In geometry, an improper rotation (also called rotation-reflection, rotoreflection, rotary reflection, or rotoinversion) is an isometry in Euclidean space that is a combination of a rotation about an axis and a reflection in a plane perpendicular to that axis. Reflection and inversion are each a special case of improper rotation. Any improper rotation is an affine transformation and, in cases that keep the coordinate origin fixed, a linear transformation.It is used as a symmetry operation in the context of geometric symmetry, molecular symmetry and crystallography, where an object that is unchanged by a combination of rotation and reflection is said to have improper rotation symmetry.

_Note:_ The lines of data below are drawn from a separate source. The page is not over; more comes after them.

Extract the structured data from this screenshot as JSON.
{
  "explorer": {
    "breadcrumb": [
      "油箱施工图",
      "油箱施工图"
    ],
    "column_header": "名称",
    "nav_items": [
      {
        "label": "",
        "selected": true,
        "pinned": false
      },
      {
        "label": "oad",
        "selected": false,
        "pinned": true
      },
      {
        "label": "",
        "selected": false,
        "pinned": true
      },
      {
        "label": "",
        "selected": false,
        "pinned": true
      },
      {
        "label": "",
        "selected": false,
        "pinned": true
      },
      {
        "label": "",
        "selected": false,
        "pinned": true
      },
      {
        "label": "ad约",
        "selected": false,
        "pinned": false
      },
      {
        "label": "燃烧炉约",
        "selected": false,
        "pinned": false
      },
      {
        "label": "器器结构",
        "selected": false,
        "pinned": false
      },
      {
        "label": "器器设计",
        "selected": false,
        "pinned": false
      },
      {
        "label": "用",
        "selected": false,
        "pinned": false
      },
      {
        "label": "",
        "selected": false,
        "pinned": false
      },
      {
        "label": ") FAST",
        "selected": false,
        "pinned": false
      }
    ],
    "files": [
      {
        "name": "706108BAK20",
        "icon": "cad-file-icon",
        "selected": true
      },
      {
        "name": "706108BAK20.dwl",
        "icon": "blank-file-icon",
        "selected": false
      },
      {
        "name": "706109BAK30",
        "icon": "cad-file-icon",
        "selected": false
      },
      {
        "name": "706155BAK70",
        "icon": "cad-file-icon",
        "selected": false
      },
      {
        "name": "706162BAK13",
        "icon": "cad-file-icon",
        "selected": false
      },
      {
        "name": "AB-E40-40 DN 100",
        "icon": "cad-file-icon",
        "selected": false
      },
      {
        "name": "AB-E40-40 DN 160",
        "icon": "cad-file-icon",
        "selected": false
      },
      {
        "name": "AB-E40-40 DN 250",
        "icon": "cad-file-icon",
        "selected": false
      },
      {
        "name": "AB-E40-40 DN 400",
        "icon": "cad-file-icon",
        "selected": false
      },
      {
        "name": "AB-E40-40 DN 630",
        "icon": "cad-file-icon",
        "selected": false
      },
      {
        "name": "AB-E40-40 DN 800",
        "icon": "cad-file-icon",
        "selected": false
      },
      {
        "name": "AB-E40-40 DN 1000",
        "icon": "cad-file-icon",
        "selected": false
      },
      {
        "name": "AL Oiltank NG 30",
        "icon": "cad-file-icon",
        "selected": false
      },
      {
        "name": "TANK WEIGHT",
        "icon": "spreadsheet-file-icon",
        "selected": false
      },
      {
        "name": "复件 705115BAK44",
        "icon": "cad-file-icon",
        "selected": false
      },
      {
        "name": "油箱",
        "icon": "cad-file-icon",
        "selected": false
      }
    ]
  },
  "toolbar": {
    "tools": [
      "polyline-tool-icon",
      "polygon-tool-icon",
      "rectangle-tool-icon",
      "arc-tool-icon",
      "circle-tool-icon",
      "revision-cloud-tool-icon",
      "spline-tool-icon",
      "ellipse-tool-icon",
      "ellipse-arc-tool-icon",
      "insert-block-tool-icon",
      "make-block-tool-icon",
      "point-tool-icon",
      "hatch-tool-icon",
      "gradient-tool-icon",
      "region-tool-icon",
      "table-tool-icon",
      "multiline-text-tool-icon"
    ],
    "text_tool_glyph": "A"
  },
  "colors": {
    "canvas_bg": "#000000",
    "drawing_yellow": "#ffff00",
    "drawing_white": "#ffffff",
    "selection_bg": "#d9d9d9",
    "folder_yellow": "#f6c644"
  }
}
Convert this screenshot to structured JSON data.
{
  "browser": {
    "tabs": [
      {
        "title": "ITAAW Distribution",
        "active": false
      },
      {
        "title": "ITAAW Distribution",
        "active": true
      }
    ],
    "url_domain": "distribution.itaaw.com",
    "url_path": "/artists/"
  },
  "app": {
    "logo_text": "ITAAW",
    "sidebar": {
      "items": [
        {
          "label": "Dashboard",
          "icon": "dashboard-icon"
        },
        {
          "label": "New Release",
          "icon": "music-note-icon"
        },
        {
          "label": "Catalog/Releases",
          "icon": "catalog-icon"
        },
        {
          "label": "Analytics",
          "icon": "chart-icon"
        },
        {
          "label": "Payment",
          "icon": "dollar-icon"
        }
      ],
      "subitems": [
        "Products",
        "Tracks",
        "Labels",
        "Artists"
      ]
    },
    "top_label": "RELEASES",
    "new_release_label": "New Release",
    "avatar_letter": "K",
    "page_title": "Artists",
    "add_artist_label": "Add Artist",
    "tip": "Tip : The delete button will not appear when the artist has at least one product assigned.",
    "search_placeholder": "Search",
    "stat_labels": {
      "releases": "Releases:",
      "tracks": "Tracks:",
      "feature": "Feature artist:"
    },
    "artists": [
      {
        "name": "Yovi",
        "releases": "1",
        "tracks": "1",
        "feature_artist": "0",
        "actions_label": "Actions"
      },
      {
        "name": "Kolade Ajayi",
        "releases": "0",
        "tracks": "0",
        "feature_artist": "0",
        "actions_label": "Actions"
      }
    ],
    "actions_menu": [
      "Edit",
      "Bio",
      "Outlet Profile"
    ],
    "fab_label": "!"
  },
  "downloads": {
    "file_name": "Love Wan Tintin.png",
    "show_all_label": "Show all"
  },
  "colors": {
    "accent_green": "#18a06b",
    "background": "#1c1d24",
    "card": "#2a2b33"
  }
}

It is important to note the distinction between rotary reflection and rotary inversion symmetry operations and their associated symmetry elements. Rotary reflections are generally used to describe the symmetry of individual molecules and are defined as a 360°/n rotation about an n-fold rotation axis followed by a reflection over a mirror plane perpendicular to the n-fold rotation axis. Rotoinversions are generally used to describe the symmetry of crystals and are defined as a 360°/n rotation about an n-fold rotation axis followed by an inversion through the origin. Although rotary reflection operations have a rotoinversion analogue and vice versa, rotoreflections and rotoinversions of the same order need not be identical. For example, a 6-fold rotoinversion axis and its associated with symmetry operations are distinct from those resulting from a 6-fold reflection axis.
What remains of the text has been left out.